Goats Don’t Shave formed in Smethwick in late Summer 1983.
The original line-up was Neil Fanthom – keyboards, Ewan Watters – guitar, George Russell – drums, Richard Edwards – bass, Anthony Goldrick – synthesizer, Ian the Goat – vocals.
The band played their first gig at The Railway, Birmingham on 7th October 1983 supporting Ginger Tom. After a few more support slots the Goats headlined at The Railway in December ’83.
Through 1984 the band began rehearsing and playing occasional gigs at The Shoulder of Mutton, Blackheath. They also began appearing regularly at JBs, Dudley. After producing a couple of demo tapes an agreement was reached with Eddie Blower to release the band’s debut single on his Smethwick based ‘Shoestring’ label. In November ’84 the band went to Birmingham’s Sinewave Studio to record ‘Like This Forever’ for the A -side of the single. Shortly afterwards Neil Fanthom, who was at Manchester University and finding it hard to get back to the Midlands for gigs, quit the band to concentrate on his studies. He was not replaced and the band’s sound altered as a result.
‘Like This Forever’ was relegated to a B-side and the new line-up recorded a new song ‘A Rumour’ as the A-side. The single finally appeared in mid ’85. With only 500 copies pressed and no distribution it didn’t exactly set the world on fire, but it sold at gigs and the project broke even and helped get the name known.
During 1985 the band broadened their horizons and began gigging away from the Midlands. In 1986 they began work on their second single, to be released on their own ‘Go Go Goat’ label. Anthony Goldrick left the band between recording sessions, the band carried on and recorded ‘Omar Sharif’s Moustache’ as a four piece. The single came out Autumn ’86 and was quite well received but with no distribution deal copies had to be sold at gigs.
In 1987 The Goats were starting to get regular gigs in London, Cardiff and Plymouth as well as on the local circuit. Richard Edwards decided to leave and was replaced on bass by Paul Rees, known to everyone as Ragga.

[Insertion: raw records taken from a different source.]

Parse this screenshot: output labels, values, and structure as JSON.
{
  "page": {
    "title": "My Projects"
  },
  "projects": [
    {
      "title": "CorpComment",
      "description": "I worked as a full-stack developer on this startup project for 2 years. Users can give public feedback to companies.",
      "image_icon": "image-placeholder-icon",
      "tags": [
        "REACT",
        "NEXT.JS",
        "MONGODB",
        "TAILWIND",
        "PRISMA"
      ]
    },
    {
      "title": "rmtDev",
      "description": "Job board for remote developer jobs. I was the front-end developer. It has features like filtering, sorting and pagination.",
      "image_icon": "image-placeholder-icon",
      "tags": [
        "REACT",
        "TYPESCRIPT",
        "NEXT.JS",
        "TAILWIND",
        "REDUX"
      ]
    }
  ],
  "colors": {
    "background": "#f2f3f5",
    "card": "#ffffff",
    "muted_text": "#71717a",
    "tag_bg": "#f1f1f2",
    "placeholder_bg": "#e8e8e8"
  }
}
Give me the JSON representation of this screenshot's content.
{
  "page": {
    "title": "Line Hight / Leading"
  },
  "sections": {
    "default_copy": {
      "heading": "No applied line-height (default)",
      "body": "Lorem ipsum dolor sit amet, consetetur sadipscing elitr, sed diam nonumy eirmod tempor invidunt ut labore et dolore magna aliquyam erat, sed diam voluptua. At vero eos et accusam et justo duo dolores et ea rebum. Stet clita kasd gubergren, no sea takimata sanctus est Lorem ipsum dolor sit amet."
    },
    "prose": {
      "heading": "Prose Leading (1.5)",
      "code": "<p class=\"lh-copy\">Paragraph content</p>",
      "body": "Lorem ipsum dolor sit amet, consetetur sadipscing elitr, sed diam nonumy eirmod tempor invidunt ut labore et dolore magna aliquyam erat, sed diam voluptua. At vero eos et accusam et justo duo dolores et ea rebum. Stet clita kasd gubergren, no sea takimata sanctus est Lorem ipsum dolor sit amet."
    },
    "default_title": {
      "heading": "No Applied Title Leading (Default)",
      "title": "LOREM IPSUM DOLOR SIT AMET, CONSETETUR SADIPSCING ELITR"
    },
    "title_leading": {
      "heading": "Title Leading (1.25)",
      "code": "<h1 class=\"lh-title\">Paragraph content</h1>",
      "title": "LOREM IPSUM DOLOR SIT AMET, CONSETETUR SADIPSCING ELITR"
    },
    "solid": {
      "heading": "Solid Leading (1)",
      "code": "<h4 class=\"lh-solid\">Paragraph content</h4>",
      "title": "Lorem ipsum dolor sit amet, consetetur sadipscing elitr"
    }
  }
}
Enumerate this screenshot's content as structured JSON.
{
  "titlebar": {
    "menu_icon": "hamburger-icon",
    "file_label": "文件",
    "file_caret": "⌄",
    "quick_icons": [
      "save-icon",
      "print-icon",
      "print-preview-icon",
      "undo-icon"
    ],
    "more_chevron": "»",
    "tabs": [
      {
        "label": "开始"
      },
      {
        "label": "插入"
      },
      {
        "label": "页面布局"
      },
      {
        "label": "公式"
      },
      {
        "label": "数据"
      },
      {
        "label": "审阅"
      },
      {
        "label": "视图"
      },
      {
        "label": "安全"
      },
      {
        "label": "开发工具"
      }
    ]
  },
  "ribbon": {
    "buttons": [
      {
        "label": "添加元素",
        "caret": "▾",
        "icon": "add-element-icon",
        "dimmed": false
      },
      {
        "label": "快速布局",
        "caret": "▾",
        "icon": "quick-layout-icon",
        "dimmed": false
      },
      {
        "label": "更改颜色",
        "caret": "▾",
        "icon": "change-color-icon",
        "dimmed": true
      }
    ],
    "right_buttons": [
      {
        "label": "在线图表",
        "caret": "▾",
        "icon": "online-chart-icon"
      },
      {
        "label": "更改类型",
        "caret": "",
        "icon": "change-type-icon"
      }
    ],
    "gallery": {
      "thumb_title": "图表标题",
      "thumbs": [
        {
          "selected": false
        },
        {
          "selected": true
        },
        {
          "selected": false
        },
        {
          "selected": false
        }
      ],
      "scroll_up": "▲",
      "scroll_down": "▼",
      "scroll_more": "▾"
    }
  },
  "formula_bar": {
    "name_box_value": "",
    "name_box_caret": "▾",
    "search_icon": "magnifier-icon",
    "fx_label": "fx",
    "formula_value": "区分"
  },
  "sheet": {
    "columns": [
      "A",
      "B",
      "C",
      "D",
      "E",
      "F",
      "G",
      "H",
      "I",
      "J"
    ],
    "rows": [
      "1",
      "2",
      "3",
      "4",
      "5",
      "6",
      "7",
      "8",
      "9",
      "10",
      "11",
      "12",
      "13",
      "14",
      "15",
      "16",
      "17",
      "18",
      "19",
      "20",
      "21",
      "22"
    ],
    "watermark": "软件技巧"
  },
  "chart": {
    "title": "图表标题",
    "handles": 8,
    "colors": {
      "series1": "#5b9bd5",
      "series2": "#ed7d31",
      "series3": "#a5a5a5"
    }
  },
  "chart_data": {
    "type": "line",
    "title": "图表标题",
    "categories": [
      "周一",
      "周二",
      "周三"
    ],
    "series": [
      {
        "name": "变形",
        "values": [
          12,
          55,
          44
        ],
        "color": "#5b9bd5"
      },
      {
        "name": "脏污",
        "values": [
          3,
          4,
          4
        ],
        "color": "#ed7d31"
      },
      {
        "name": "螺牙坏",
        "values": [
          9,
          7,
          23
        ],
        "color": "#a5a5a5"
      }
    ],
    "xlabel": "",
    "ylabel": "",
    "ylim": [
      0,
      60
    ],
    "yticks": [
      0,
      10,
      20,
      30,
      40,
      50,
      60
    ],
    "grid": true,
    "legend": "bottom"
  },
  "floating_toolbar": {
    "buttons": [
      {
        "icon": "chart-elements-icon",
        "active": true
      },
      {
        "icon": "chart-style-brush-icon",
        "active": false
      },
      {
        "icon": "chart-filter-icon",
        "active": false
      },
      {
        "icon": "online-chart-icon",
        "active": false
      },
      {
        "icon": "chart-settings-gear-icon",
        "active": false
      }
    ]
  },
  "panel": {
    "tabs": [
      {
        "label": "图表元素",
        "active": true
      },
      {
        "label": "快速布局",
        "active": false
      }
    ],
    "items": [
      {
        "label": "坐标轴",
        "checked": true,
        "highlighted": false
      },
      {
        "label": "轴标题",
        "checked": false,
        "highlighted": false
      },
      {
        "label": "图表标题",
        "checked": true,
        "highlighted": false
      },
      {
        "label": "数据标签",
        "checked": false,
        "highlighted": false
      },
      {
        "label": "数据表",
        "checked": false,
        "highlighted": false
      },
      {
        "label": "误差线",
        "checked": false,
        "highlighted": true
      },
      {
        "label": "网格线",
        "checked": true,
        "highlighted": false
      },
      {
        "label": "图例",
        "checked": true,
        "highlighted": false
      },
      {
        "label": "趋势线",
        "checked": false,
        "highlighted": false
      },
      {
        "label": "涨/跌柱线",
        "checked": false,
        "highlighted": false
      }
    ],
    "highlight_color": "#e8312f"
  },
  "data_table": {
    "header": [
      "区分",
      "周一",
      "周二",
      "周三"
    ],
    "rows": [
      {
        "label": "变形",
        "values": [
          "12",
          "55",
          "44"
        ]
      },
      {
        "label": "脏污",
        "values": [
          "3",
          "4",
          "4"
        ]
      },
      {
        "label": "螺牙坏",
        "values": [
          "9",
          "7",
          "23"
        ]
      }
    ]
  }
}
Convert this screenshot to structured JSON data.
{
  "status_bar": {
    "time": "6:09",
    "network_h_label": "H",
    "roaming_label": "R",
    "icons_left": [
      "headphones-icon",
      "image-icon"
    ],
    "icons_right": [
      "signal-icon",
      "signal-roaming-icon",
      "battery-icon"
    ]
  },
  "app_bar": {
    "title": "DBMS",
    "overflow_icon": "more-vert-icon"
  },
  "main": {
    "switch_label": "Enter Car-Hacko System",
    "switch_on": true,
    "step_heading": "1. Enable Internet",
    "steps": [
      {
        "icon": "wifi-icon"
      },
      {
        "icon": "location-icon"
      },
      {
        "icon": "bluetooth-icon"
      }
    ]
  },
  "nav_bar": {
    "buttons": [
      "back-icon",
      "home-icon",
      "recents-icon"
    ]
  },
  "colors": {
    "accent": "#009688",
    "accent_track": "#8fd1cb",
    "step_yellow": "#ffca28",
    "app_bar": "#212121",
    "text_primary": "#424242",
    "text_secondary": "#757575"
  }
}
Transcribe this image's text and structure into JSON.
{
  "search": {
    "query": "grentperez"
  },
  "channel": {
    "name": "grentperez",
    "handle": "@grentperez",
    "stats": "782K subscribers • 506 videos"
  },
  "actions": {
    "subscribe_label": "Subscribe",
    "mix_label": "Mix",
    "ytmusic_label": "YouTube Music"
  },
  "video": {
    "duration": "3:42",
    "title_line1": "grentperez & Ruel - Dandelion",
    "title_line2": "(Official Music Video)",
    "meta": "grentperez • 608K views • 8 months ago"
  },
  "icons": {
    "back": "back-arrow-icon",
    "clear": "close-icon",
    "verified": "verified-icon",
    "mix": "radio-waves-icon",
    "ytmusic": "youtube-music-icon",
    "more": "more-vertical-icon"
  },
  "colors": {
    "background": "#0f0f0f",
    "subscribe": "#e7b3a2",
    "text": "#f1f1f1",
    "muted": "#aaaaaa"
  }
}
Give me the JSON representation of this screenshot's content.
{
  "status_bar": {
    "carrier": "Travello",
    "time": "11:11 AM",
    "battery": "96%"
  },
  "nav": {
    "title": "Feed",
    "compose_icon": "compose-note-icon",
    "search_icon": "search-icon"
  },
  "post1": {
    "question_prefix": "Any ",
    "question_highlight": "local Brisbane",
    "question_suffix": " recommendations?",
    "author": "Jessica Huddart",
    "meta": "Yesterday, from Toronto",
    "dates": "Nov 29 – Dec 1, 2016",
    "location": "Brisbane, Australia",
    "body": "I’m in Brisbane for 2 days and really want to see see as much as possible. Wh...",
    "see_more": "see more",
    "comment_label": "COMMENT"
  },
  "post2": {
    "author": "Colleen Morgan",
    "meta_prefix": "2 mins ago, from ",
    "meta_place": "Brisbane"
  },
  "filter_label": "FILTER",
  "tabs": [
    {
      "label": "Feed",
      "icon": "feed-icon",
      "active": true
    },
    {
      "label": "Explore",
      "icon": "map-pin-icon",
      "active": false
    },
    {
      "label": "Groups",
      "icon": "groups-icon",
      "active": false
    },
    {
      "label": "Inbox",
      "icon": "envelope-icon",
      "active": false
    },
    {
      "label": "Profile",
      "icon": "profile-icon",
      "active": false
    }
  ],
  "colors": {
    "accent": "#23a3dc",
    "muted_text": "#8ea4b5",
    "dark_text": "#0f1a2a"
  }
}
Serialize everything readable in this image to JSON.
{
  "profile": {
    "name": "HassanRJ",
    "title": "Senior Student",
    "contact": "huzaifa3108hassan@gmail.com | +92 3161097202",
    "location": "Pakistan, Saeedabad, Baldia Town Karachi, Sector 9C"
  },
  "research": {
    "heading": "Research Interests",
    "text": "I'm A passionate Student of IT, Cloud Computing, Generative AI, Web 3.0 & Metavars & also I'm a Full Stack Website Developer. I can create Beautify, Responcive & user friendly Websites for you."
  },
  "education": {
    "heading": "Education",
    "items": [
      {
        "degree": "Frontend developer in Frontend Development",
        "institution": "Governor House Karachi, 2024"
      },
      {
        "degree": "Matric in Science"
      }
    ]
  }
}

This fourth version of the band was fairly short-lived. George Russell left the band later that year to be replaced by Tony Dickinson, known as Dickie – the only Goats Don’t Shave member with the ability to levitate a tomato.
Two tracks, ‘Tarrah Trace’ and ‘Up the Club’, were recorded for a third single but Dickie decided to quit and the project was shelved.
For a short while the Goats used stand-ins on the drum stool – notably Richard Heath, then of True Grit, now of The Gravelly Hill Billies – until they were joined by Budgie as a permanent replacement. This line-up continued until November 1989 when Ian announced he was leaving the band. With the other members unable to imagine a version of GDS without Ian it was decided to wind the band up. There were bookings up to February 1990 which the band honoured and they played a farewell gig to a packed house at JBs,Dudley.
The band went their separate ways although Ragga worked with Ian in his covers band ‘The Bogus Social Workers’. In 1990 and 91 there were odd re-union gigs and Ian and Ewan recorded a four song demo after a record company expressed interest in the band.
An Irish folk/rock band called Goats Don’t Shave (no relation) formed, became quite successful and disbanded.
Later in the ’90s Ian formed ‘Ian the Goat sings Black Sabbath’ with Stu Clarke on guitar, Gary Latham on Bass and Tim James on the drums.
In early 2001 Ian happened to listen to an old Goats demo and thought something along the lines of, ‘More people should hear this stuff’. So he contacted Ewan and a new sixth version of the band was launched – with Gary Latham on bass and Tim James on drums.